Lots of reasons. Why not start at the beginning? In utero bonding, nutrition, and of course, the shared birthing experience. Standing next to them in the delivery room with a pit in your stomach really doesn’t put you in the game. You’re starting on the parenting pine (that is ESPN vernacular for “the bench”). You’re backing up Derek Jeter…which means barring injury or the more common “rest days”, meaningful at bats are few. Jeter plays tired and hurt…and so does Mom. Quite honestly, I really am ineffective when tired and quite difficult to be around. When I’m hurt or sick, I’m out. Chalk it up to biology or mommy wiring, but Dad has no shot at number one from the beginning. Its science and I don’t fight it, I accept this.

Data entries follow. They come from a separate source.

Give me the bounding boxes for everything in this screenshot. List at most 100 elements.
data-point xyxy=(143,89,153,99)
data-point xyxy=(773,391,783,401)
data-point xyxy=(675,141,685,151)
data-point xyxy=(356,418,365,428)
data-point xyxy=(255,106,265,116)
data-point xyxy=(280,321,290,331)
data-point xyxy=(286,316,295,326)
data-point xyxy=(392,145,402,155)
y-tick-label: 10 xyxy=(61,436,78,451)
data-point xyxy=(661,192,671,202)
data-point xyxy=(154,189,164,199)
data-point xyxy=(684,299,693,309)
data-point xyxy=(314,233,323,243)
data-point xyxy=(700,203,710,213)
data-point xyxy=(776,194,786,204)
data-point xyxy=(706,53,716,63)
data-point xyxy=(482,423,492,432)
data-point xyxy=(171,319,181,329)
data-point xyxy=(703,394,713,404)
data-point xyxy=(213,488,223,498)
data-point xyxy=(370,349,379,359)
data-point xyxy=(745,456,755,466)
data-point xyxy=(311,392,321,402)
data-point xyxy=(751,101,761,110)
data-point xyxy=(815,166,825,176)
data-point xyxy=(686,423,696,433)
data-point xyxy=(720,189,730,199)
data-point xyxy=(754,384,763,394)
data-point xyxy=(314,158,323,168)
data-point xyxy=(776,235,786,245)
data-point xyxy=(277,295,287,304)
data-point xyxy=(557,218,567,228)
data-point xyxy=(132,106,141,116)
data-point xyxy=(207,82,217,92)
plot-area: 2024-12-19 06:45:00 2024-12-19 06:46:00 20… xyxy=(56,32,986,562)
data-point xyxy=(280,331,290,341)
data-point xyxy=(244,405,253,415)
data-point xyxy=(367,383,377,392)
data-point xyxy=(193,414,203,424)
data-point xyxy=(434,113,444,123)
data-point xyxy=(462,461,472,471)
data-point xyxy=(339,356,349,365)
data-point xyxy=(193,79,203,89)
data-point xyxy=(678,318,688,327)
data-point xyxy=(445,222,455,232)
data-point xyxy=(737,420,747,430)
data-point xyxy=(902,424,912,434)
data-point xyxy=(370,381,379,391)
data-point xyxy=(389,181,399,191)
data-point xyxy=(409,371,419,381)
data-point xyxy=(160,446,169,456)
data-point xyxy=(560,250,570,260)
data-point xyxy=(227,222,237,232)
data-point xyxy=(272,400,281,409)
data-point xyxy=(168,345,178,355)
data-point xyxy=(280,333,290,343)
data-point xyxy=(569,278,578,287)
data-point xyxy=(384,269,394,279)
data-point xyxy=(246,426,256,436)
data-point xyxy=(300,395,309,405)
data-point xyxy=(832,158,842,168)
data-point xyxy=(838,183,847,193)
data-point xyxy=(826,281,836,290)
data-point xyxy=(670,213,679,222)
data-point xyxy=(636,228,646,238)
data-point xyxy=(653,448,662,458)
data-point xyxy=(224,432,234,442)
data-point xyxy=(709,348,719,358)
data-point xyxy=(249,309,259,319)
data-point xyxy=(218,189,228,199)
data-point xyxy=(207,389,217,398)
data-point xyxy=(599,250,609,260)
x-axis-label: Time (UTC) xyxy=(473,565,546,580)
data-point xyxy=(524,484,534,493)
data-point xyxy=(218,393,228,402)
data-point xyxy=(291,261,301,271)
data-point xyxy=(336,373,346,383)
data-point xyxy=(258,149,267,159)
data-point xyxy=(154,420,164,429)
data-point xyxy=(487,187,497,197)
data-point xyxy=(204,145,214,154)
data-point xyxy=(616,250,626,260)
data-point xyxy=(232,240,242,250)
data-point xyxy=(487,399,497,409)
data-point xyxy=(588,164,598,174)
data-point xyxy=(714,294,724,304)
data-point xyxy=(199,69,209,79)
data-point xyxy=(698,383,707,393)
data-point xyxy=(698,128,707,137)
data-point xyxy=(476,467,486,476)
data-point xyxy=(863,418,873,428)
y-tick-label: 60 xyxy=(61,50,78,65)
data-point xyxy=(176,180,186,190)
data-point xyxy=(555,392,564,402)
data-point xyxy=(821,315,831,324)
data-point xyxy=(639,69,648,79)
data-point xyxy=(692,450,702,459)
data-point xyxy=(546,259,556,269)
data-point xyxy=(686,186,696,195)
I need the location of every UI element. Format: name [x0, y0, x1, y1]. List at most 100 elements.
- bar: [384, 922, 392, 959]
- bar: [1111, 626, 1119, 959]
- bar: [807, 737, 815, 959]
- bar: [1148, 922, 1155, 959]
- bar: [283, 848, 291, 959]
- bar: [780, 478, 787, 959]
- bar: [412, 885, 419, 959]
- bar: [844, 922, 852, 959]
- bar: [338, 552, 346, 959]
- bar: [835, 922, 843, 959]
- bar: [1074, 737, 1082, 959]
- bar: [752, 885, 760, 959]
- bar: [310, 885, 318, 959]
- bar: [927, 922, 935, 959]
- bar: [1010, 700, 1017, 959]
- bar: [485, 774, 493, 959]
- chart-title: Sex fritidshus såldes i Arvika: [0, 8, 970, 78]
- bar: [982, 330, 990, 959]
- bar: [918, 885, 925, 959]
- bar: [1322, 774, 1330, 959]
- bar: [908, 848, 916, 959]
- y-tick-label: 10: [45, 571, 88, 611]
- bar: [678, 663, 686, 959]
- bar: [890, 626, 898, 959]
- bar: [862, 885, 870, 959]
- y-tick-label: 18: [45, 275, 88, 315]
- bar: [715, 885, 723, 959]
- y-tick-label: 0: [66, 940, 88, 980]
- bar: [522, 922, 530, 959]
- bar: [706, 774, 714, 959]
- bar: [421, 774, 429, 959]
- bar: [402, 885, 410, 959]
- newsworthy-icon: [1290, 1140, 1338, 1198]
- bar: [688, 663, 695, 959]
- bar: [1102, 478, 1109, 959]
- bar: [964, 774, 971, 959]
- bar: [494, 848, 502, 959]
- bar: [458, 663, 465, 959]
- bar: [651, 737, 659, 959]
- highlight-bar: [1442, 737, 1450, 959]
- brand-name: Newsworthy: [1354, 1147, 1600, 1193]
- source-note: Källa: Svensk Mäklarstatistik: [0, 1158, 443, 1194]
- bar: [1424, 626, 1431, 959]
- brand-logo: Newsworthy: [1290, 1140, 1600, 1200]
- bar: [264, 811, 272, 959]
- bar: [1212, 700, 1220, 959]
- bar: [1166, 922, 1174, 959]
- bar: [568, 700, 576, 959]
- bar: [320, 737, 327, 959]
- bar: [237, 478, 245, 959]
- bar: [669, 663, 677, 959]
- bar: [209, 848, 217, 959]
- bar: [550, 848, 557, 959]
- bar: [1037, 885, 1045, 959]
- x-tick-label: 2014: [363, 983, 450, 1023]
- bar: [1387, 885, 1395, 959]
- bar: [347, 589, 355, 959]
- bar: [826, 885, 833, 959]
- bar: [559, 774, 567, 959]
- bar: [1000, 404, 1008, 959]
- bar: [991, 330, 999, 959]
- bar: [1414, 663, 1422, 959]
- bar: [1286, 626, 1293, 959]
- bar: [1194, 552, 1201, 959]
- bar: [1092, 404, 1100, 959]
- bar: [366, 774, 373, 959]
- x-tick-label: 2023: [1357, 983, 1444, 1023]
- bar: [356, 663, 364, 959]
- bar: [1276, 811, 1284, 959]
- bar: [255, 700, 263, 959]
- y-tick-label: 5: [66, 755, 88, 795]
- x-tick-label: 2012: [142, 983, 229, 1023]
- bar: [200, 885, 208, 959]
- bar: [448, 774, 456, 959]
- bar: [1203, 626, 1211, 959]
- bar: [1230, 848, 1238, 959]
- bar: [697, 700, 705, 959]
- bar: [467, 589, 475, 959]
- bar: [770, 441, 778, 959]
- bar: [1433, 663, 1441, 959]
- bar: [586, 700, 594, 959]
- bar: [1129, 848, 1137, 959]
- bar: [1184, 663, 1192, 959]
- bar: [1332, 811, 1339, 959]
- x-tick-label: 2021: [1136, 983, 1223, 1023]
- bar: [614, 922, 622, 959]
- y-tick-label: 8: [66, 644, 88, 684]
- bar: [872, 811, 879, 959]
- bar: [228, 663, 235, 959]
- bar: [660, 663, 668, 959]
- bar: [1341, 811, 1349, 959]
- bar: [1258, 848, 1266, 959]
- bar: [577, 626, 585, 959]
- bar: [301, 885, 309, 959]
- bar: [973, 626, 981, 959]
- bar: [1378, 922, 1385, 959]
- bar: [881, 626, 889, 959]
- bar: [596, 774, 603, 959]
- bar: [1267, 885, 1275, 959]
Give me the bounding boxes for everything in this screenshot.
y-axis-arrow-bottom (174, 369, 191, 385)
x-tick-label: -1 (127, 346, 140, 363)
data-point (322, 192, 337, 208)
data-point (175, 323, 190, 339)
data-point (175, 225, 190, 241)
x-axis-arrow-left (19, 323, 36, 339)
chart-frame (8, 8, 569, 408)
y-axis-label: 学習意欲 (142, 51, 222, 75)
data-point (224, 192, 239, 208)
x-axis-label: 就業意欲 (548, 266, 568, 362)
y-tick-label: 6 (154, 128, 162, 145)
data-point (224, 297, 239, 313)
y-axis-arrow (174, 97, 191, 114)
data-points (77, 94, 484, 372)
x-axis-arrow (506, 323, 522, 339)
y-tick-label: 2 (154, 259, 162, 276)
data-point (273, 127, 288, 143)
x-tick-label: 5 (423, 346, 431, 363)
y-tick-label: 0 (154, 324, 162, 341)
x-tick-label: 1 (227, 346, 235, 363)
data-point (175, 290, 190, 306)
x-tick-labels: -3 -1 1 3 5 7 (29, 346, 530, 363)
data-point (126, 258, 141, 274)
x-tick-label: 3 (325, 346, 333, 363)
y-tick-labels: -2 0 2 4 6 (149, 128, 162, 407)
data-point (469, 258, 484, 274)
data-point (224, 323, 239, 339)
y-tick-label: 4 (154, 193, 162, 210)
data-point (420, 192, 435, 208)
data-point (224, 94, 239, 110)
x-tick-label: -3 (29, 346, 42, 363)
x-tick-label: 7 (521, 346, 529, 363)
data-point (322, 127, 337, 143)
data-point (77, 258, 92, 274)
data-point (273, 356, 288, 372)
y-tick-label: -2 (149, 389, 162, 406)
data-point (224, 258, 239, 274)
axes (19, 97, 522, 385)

In the end, this wiring difference really manifests in one human character trait – Patience. Parenting is patience and Mom has more. It’s why she commandeers the art projects, bakes the cookies, tolerates the need to band aid a week old scratch (band aids are for blood) and responds to the 2 am calls for water. Sure, when healthy and well rested, I definitely pull my weight…but I’m not mom. I get it. I know my limitations and I actually profess to have commendable patience…for a dad. (I actually own a children’s play space.)
Here is where my occasional impatience gets us as a family. Make it work for you and your home.
My occasional impatience drives some order in our house. We move faster as a unit, we get to bed on time, we prioritize rest and sleeping habits (this is the key to life) and we work through some of our issues without mom’s “understanding and compassion”.
My occasional impatience also makes my boys happy. “Let’s just stop for pizza tonight.” “Who wants to skip brushing teeth and just jump into bed?” “DVD anyone?” At first, confusion, but now they expect some level of mischievous parenting from Dad and they think that is pretty cool…and “kid-like”.
In the end, Mom is Mom and she drives the bus. But Dad isn’t quite the pigeon…he gets to drive on occasion. Who am I to argue with human physiology? I’m never going to have the patience to make Oreo truffles, sing the ABC’s over and over to a crying baby or allow my iPhone to be riddled with kid’s apps. So I don’t get upset when our (almost) 2 year old cries for a minute when I grab him from my wife’s arms, or when my older ones ask for “mom to put us to bed”. I can’t compete, and in my mind, I’m not supposed to.